During the Covid-19 pandemic, some checks have been put in place along Germany’s external road borders already in order to ensure that everyone entering has proof of vaccination, recovery or a negative test to hand. However, with limited police resources, these have mostly been rather patchy spot checks on vehicles.

READ ALSO: REVEALED: Germany’s plans to curb Delta wave with new Covid travel rules

If Germany and Poland decide to tighten up the borders further with stationary checkpoints, it seems increasingly likely that people travelling between the two countries would need to have identification and residence permits to hand in order to be sure that they can pass through without issues. 

In addition, border checkpoints could lead to traffic jams and delays in the transportation of goods between the two countries. For people who regularly commute between Poland and Germany, this would probably mean additional travel time on both legs of the journey.

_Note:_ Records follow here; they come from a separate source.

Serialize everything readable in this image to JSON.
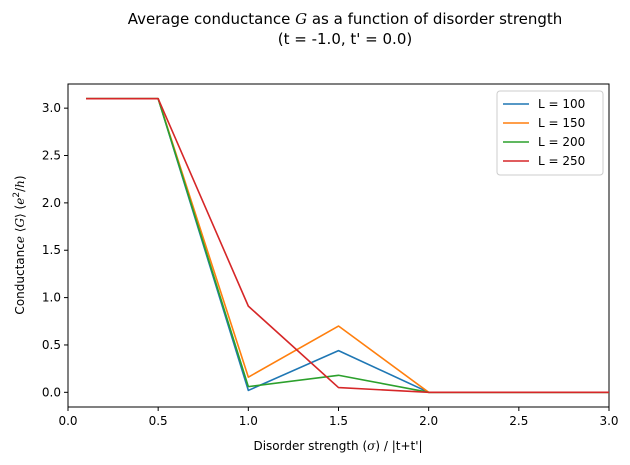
{
  "chart_data": {
    "type": "line",
    "title": "Average conductance G as a function of disorder strength",
    "subtitle": "(t = -1.0, t' =  0.0)",
    "xlabel": "Disorder strength (σ) / |t+t'|",
    "ylabel": "Conductance ⟨G⟩ (e²/h)",
    "xlim": [
      0.0,
      3.0
    ],
    "ylim": [
      -0.155,
      3.255
    ],
    "xticks": [
      0.0,
      0.5,
      1.0,
      1.5,
      2.0,
      2.5,
      3.0
    ],
    "xtick_labels": [
      "0.0",
      "0.5",
      "1.0",
      "1.5",
      "2.0",
      "2.5",
      "3.0"
    ],
    "yticks": [
      0.0,
      0.5,
      1.0,
      1.5,
      2.0,
      2.5,
      3.0
    ],
    "ytick_labels": [
      "0.0",
      "0.5",
      "1.0",
      "1.5",
      "2.0",
      "2.5",
      "3.0"
    ],
    "grid": false,
    "legend_position": "top-right",
    "x": [
      0.1,
      0.5,
      1.0,
      1.5,
      2.0,
      3.0
    ],
    "series": [
      {
        "name": "L = 100",
        "color": "#1f77b4",
        "values": [
          3.1,
          3.1,
          0.02,
          0.44,
          0.0,
          0.0
        ]
      },
      {
        "name": "L = 150",
        "color": "#ff7f0e",
        "values": [
          3.1,
          3.1,
          0.16,
          0.7,
          0.0,
          0.0
        ]
      },
      {
        "name": "L = 200",
        "color": "#2ca02c",
        "values": [
          3.1,
          3.1,
          0.06,
          0.18,
          0.0,
          0.0
        ]
      },
      {
        "name": "L = 250",
        "color": "#d62728",
        "values": [
          3.1,
          3.1,
          0.91,
          0.05,
          0.0,
          0.0
        ]
      }
    ]
  }
}
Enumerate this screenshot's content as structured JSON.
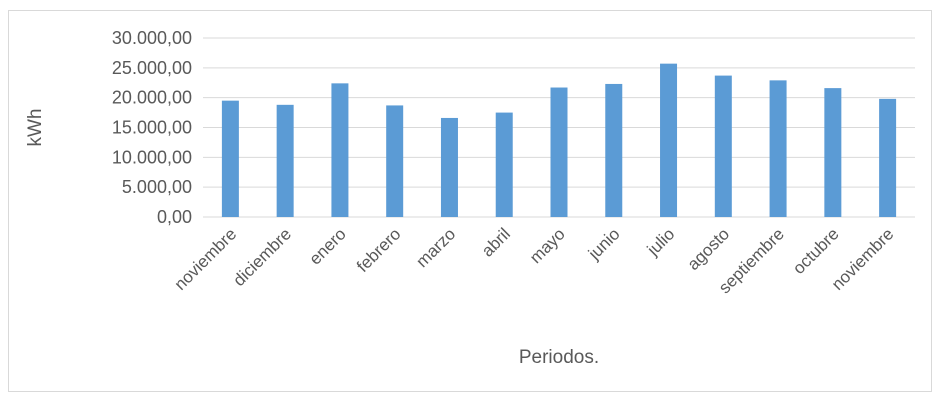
{
  "chart_data": {
    "type": "bar",
    "categories": [
      "noviembre",
      "diciembre",
      "enero",
      "febrero",
      "marzo",
      "abril",
      "mayo",
      "junio",
      "julio",
      "agosto",
      "septiembre",
      "octubre",
      "noviembre"
    ],
    "values": [
      19500,
      18800,
      22400,
      18700,
      16600,
      17500,
      21700,
      22300,
      25700,
      23700,
      22900,
      21600,
      19800
    ],
    "ylim": [
      0,
      30000
    ],
    "yticks": [
      0,
      5000,
      10000,
      15000,
      20000,
      25000,
      30000
    ],
    "ytick_labels": [
      "0,00",
      "5.000,00",
      "10.000,00",
      "15.000,00",
      "20.000,00",
      "25.000,00",
      "30.000,00"
    ],
    "xlabel": "Periodos.",
    "ylabel": "kWh",
    "grid": true,
    "bar_color": "#5b9bd5",
    "grid_color": "#d9d9d9"
  }
}
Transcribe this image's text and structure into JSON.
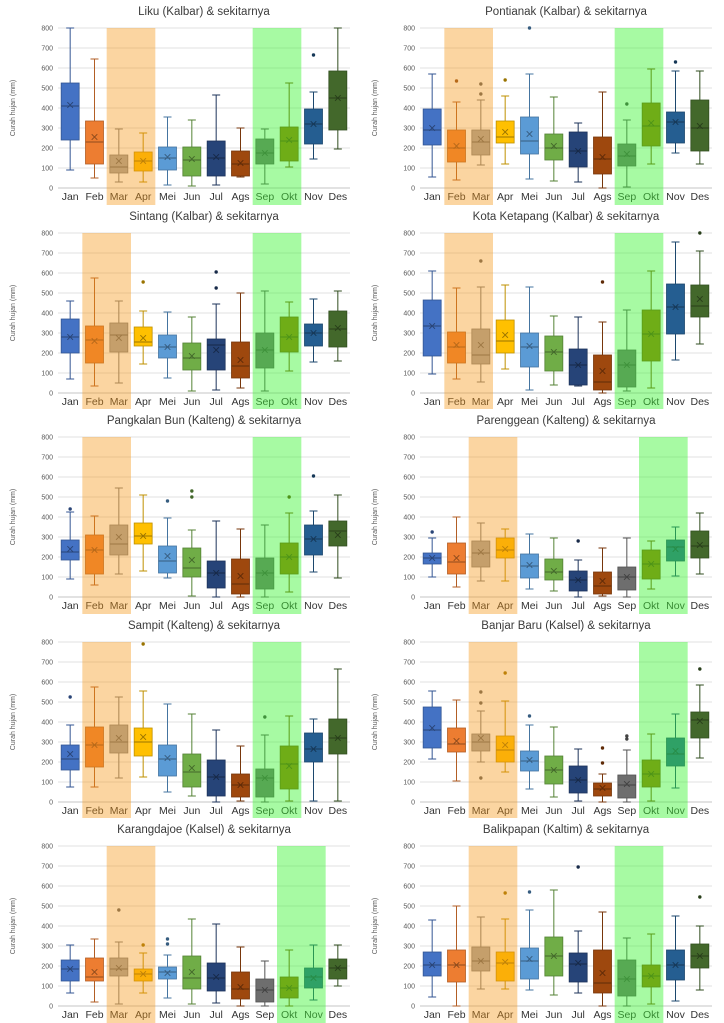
{
  "page": {
    "background": "#ffffff"
  },
  "months": [
    "Jan",
    "Feb",
    "Mar",
    "Apr",
    "Mei",
    "Jun",
    "Jul",
    "Ags",
    "Sep",
    "Okt",
    "Nov",
    "Des"
  ],
  "month_colors": [
    "#4472C4",
    "#ED7D31",
    "#A5A5A5",
    "#FFC000",
    "#5B9BD5",
    "#70AD47",
    "#264478",
    "#9E480E",
    "#6E6E6E",
    "#997300",
    "#255E91",
    "#43682B"
  ],
  "highlight_colors": {
    "orange": "rgba(245,150,20,0.40)",
    "green": "rgba(60,245,50,0.45)"
  },
  "axis": {
    "y_label": "Curah hujan (mm)",
    "y_ticks": [
      "0",
      "100",
      "200",
      "300",
      "400",
      "500",
      "600",
      "700",
      "800"
    ],
    "y_min": 0,
    "y_max": 800,
    "grid_color": "#E2E2E2",
    "zero_line_color": "#C6C6C6",
    "tick_text_color": "#595959",
    "title_color": "#3B3B3B",
    "x_label_color": "#333333"
  },
  "box_schema": [
    "low",
    "q1",
    "median",
    "q3",
    "high",
    "mean",
    "outliers"
  ],
  "chart_data": [
    {
      "type": "box",
      "title": "Liku (Kalbar) & sekitarnya",
      "highlight_orange": [
        "Mar",
        "Apr"
      ],
      "highlight_green": [
        "Sep",
        "Okt"
      ],
      "boxes": [
        [
          90,
          240,
          410,
          525,
          800,
          415,
          []
        ],
        [
          50,
          120,
          230,
          335,
          645,
          255,
          []
        ],
        [
          30,
          75,
          105,
          165,
          295,
          135,
          []
        ],
        [
          30,
          85,
          135,
          180,
          275,
          135,
          []
        ],
        [
          15,
          90,
          150,
          205,
          355,
          155,
          []
        ],
        [
          10,
          60,
          140,
          205,
          340,
          145,
          []
        ],
        [
          15,
          60,
          150,
          235,
          465,
          155,
          []
        ],
        [
          55,
          60,
          120,
          185,
          300,
          125,
          []
        ],
        [
          20,
          120,
          175,
          245,
          295,
          175,
          []
        ],
        [
          105,
          135,
          235,
          305,
          525,
          240,
          []
        ],
        [
          145,
          220,
          320,
          395,
          480,
          320,
          [
            665
          ]
        ],
        [
          195,
          290,
          450,
          585,
          800,
          450,
          []
        ]
      ]
    },
    {
      "type": "box",
      "title": "Pontianak (Kalbar) & sekitarnya",
      "highlight_orange": [
        "Feb",
        "Mar"
      ],
      "highlight_green": [
        "Sep",
        "Okt"
      ],
      "boxes": [
        [
          55,
          215,
          290,
          395,
          570,
          300,
          []
        ],
        [
          40,
          130,
          200,
          290,
          430,
          210,
          [
            535
          ]
        ],
        [
          115,
          165,
          230,
          290,
          440,
          245,
          [
            470,
            520
          ]
        ],
        [
          120,
          225,
          255,
          335,
          460,
          280,
          [
            540
          ]
        ],
        [
          45,
          170,
          235,
          355,
          570,
          270,
          [
            800
          ]
        ],
        [
          35,
          140,
          200,
          270,
          455,
          210,
          []
        ],
        [
          30,
          105,
          185,
          280,
          325,
          185,
          []
        ],
        [
          0,
          70,
          145,
          255,
          480,
          155,
          []
        ],
        [
          5,
          110,
          160,
          220,
          340,
          170,
          [
            420
          ]
        ],
        [
          120,
          210,
          310,
          425,
          595,
          325,
          []
        ],
        [
          175,
          225,
          330,
          380,
          585,
          330,
          [
            630
          ]
        ],
        [
          120,
          185,
          300,
          440,
          585,
          310,
          []
        ]
      ]
    },
    {
      "type": "box",
      "title": "Sintang (Kalbar) & sekitarnya",
      "highlight_orange": [
        "Feb",
        "Mar"
      ],
      "highlight_green": [
        "Sep",
        "Okt"
      ],
      "boxes": [
        [
          70,
          200,
          280,
          370,
          460,
          280,
          []
        ],
        [
          35,
          150,
          265,
          335,
          575,
          260,
          []
        ],
        [
          50,
          205,
          290,
          350,
          460,
          275,
          []
        ],
        [
          145,
          235,
          255,
          330,
          410,
          275,
          [
            555
          ]
        ],
        [
          75,
          175,
          230,
          290,
          405,
          230,
          []
        ],
        [
          10,
          115,
          175,
          250,
          380,
          185,
          []
        ],
        [
          15,
          115,
          240,
          270,
          445,
          215,
          [
            525,
            605
          ]
        ],
        [
          25,
          75,
          135,
          255,
          500,
          165,
          []
        ],
        [
          10,
          125,
          215,
          300,
          510,
          215,
          []
        ],
        [
          110,
          205,
          280,
          380,
          455,
          280,
          []
        ],
        [
          155,
          235,
          300,
          345,
          470,
          300,
          []
        ],
        [
          160,
          230,
          320,
          410,
          510,
          325,
          []
        ]
      ]
    },
    {
      "type": "box",
      "title": "Kota Ketapang (Kalbar) & sekitarnya",
      "highlight_orange": [
        "Feb",
        "Mar"
      ],
      "highlight_green": [
        "Sep",
        "Okt"
      ],
      "boxes": [
        [
          95,
          185,
          335,
          465,
          610,
          335,
          []
        ],
        [
          70,
          150,
          230,
          305,
          525,
          240,
          []
        ],
        [
          55,
          145,
          190,
          320,
          530,
          240,
          [
            660
          ]
        ],
        [
          120,
          200,
          260,
          365,
          540,
          290,
          []
        ],
        [
          15,
          130,
          230,
          300,
          530,
          235,
          []
        ],
        [
          40,
          110,
          205,
          285,
          385,
          205,
          []
        ],
        [
          35,
          40,
          140,
          220,
          380,
          140,
          []
        ],
        [
          0,
          15,
          55,
          190,
          355,
          110,
          [
            555
          ]
        ],
        [
          10,
          30,
          140,
          215,
          415,
          140,
          []
        ],
        [
          25,
          160,
          295,
          415,
          610,
          295,
          []
        ],
        [
          165,
          295,
          430,
          545,
          755,
          430,
          []
        ],
        [
          245,
          380,
          435,
          540,
          710,
          470,
          [
            800
          ]
        ]
      ]
    },
    {
      "type": "box",
      "title": "Pangkalan Bun (Kalteng) & sekitarnya",
      "highlight_orange": [
        "Feb",
        "Mar"
      ],
      "highlight_green": [
        "Sep",
        "Okt"
      ],
      "boxes": [
        [
          90,
          185,
          225,
          285,
          425,
          240,
          [
            440
          ]
        ],
        [
          60,
          115,
          235,
          310,
          405,
          235,
          []
        ],
        [
          115,
          210,
          265,
          360,
          545,
          300,
          []
        ],
        [
          130,
          265,
          305,
          370,
          510,
          305,
          []
        ],
        [
          95,
          120,
          180,
          255,
          395,
          205,
          [
            480
          ]
        ],
        [
          5,
          100,
          145,
          245,
          335,
          185,
          [
            500,
            530
          ]
        ],
        [
          0,
          45,
          120,
          180,
          380,
          120,
          []
        ],
        [
          0,
          15,
          65,
          190,
          340,
          105,
          []
        ],
        [
          0,
          40,
          120,
          195,
          360,
          120,
          []
        ],
        [
          25,
          115,
          200,
          270,
          420,
          200,
          [
            500
          ]
        ],
        [
          125,
          210,
          290,
          360,
          430,
          290,
          [
            605
          ]
        ],
        [
          95,
          255,
          330,
          380,
          510,
          310,
          []
        ]
      ]
    },
    {
      "type": "box",
      "title": "Parenggean (Kalteng) & sekitarnya",
      "highlight_orange": [
        "Mar",
        "Apr"
      ],
      "highlight_green": [
        "Okt",
        "Nov"
      ],
      "boxes": [
        [
          100,
          165,
          195,
          220,
          295,
          195,
          [
            325
          ]
        ],
        [
          50,
          115,
          175,
          270,
          400,
          195,
          []
        ],
        [
          80,
          150,
          220,
          280,
          370,
          225,
          []
        ],
        [
          80,
          195,
          235,
          295,
          340,
          240,
          []
        ],
        [
          40,
          95,
          155,
          215,
          315,
          160,
          []
        ],
        [
          30,
          85,
          125,
          190,
          295,
          130,
          []
        ],
        [
          0,
          30,
          85,
          130,
          185,
          85,
          [
            280
          ]
        ],
        [
          5,
          15,
          55,
          125,
          245,
          80,
          []
        ],
        [
          0,
          35,
          100,
          150,
          295,
          100,
          []
        ],
        [
          40,
          90,
          165,
          235,
          280,
          165,
          []
        ],
        [
          105,
          180,
          250,
          285,
          350,
          240,
          []
        ],
        [
          115,
          195,
          255,
          330,
          420,
          260,
          []
        ]
      ]
    },
    {
      "type": "box",
      "title": "Sampit (Kalteng) & sekitarnya",
      "highlight_orange": [
        "Feb",
        "Mar"
      ],
      "highlight_green": [
        "Sep",
        "Okt"
      ],
      "boxes": [
        [
          75,
          160,
          215,
          285,
          385,
          240,
          [
            525
          ]
        ],
        [
          75,
          175,
          285,
          375,
          575,
          285,
          []
        ],
        [
          120,
          245,
          300,
          385,
          525,
          320,
          []
        ],
        [
          125,
          230,
          300,
          370,
          555,
          325,
          [
            790
          ]
        ],
        [
          50,
          130,
          215,
          285,
          490,
          220,
          []
        ],
        [
          30,
          75,
          150,
          240,
          440,
          170,
          []
        ],
        [
          0,
          30,
          125,
          210,
          360,
          125,
          []
        ],
        [
          5,
          25,
          85,
          140,
          280,
          85,
          []
        ],
        [
          0,
          25,
          120,
          165,
          335,
          120,
          [
            425
          ]
        ],
        [
          5,
          65,
          190,
          280,
          430,
          180,
          []
        ],
        [
          5,
          200,
          265,
          345,
          415,
          265,
          []
        ],
        [
          5,
          240,
          320,
          415,
          665,
          320,
          []
        ]
      ]
    },
    {
      "type": "box",
      "title": "Banjar Baru (Kalsel) & sekitarnya",
      "highlight_orange": [
        "Mar",
        "Apr"
      ],
      "highlight_green": [
        "Okt",
        "Nov"
      ],
      "boxes": [
        [
          215,
          270,
          360,
          475,
          555,
          370,
          []
        ],
        [
          105,
          250,
          290,
          370,
          510,
          305,
          []
        ],
        [
          200,
          255,
          300,
          340,
          455,
          320,
          [
            120,
            495,
            550
          ]
        ],
        [
          150,
          200,
          260,
          330,
          505,
          285,
          [
            645
          ]
        ],
        [
          65,
          155,
          205,
          255,
          385,
          210,
          [
            430
          ]
        ],
        [
          25,
          90,
          160,
          230,
          375,
          160,
          []
        ],
        [
          5,
          45,
          110,
          180,
          265,
          110,
          []
        ],
        [
          0,
          30,
          65,
          95,
          140,
          70,
          [
            195,
            270
          ]
        ],
        [
          0,
          20,
          85,
          135,
          260,
          90,
          [
            315,
            330
          ]
        ],
        [
          5,
          75,
          140,
          210,
          340,
          140,
          []
        ],
        [
          70,
          180,
          240,
          320,
          440,
          255,
          []
        ],
        [
          220,
          320,
          410,
          450,
          585,
          405,
          [
            665
          ]
        ]
      ]
    },
    {
      "type": "box",
      "title": "Karangdajoe (Kalsel) & sekitarnya",
      "highlight_orange": [
        "Mar",
        "Apr"
      ],
      "highlight_green": [
        "Okt",
        "Nov"
      ],
      "boxes": [
        [
          65,
          125,
          185,
          230,
          305,
          185,
          []
        ],
        [
          20,
          125,
          145,
          240,
          335,
          170,
          []
        ],
        [
          10,
          150,
          185,
          240,
          320,
          190,
          [
            480
          ]
        ],
        [
          65,
          125,
          160,
          185,
          265,
          160,
          [
            305
          ]
        ],
        [
          40,
          135,
          170,
          195,
          255,
          165,
          [
            310,
            335
          ]
        ],
        [
          10,
          85,
          140,
          250,
          435,
          170,
          []
        ],
        [
          15,
          75,
          140,
          215,
          410,
          145,
          []
        ],
        [
          0,
          35,
          85,
          170,
          295,
          95,
          []
        ],
        [
          0,
          20,
          80,
          135,
          225,
          80,
          []
        ],
        [
          0,
          40,
          90,
          145,
          280,
          90,
          []
        ],
        [
          30,
          90,
          145,
          190,
          305,
          140,
          []
        ],
        [
          100,
          135,
          190,
          235,
          305,
          190,
          []
        ]
      ]
    },
    {
      "type": "box",
      "title": "Balikpapan (Kaltim) & sekitarnya",
      "highlight_orange": [
        "Mar",
        "Apr"
      ],
      "highlight_green": [
        "Sep",
        "Okt"
      ],
      "boxes": [
        [
          45,
          150,
          205,
          270,
          430,
          205,
          []
        ],
        [
          0,
          120,
          205,
          280,
          500,
          205,
          []
        ],
        [
          85,
          175,
          225,
          295,
          445,
          225,
          []
        ],
        [
          85,
          125,
          215,
          270,
          435,
          220,
          [
            565
          ]
        ],
        [
          80,
          135,
          225,
          290,
          480,
          235,
          [
            570
          ]
        ],
        [
          55,
          150,
          250,
          345,
          580,
          250,
          []
        ],
        [
          65,
          120,
          210,
          265,
          375,
          215,
          [
            695
          ]
        ],
        [
          0,
          65,
          115,
          280,
          470,
          165,
          []
        ],
        [
          0,
          50,
          135,
          230,
          340,
          135,
          []
        ],
        [
          10,
          95,
          150,
          205,
          360,
          150,
          []
        ],
        [
          25,
          130,
          205,
          280,
          450,
          205,
          []
        ],
        [
          80,
          190,
          250,
          310,
          400,
          250,
          [
            545
          ]
        ]
      ]
    }
  ]
}
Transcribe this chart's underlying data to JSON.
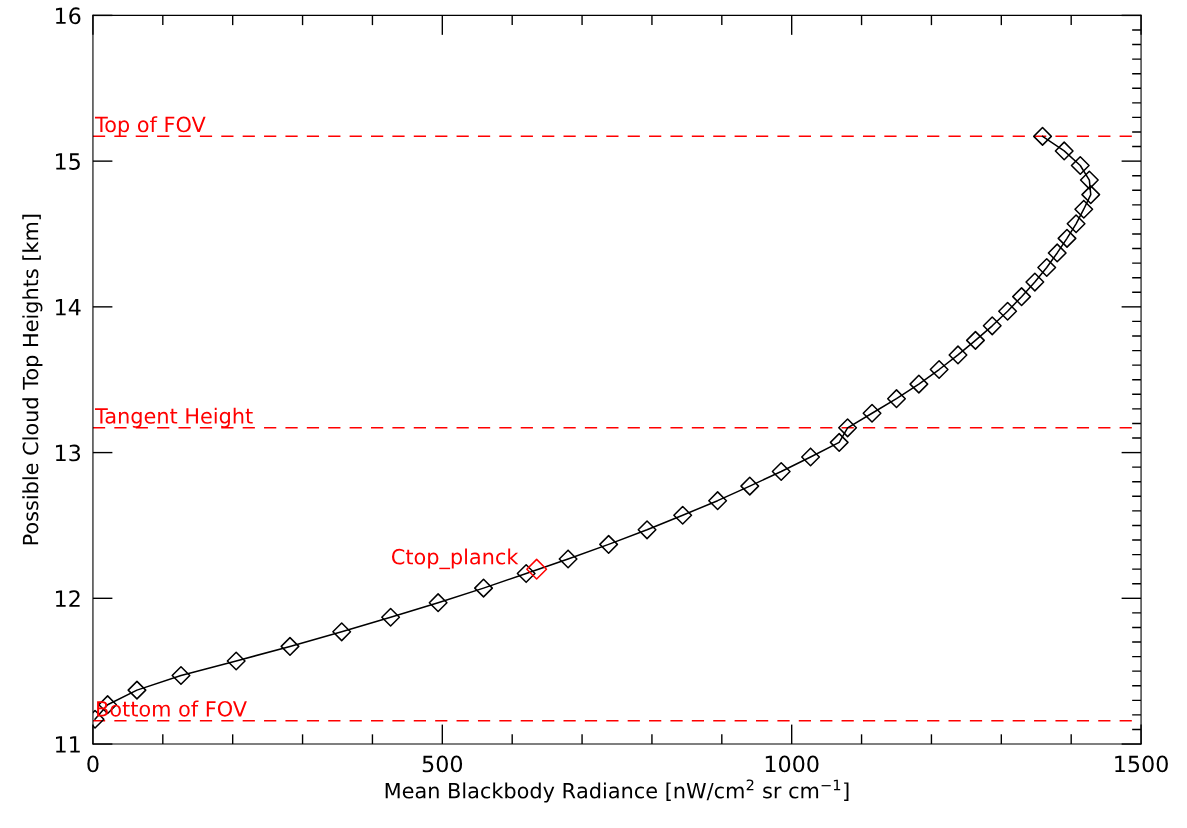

Two police officers check drivers at the German border
Two police officers check drivers entering Germany from the Czech Republic as part of the Covid travel regulations. Photo: picture alliance/dpa/dpa-Zentralbild | Daniel Schäfer

However Dieter Romann, the Federal Police President, has emphasised that people will still be able to travel freely between the two countries if they’re authorised to do so. 

“We have no intention of restricting the free movement of people, and we have no intention of restricting the free movement of goods,” he told Tagesschau on Wednesday. “But we do want to look into one truck or another to see if people are dying of thirst or suffocating there.”

Controls at the border between Poland and Germany are primarily a fight against smugglers, he added.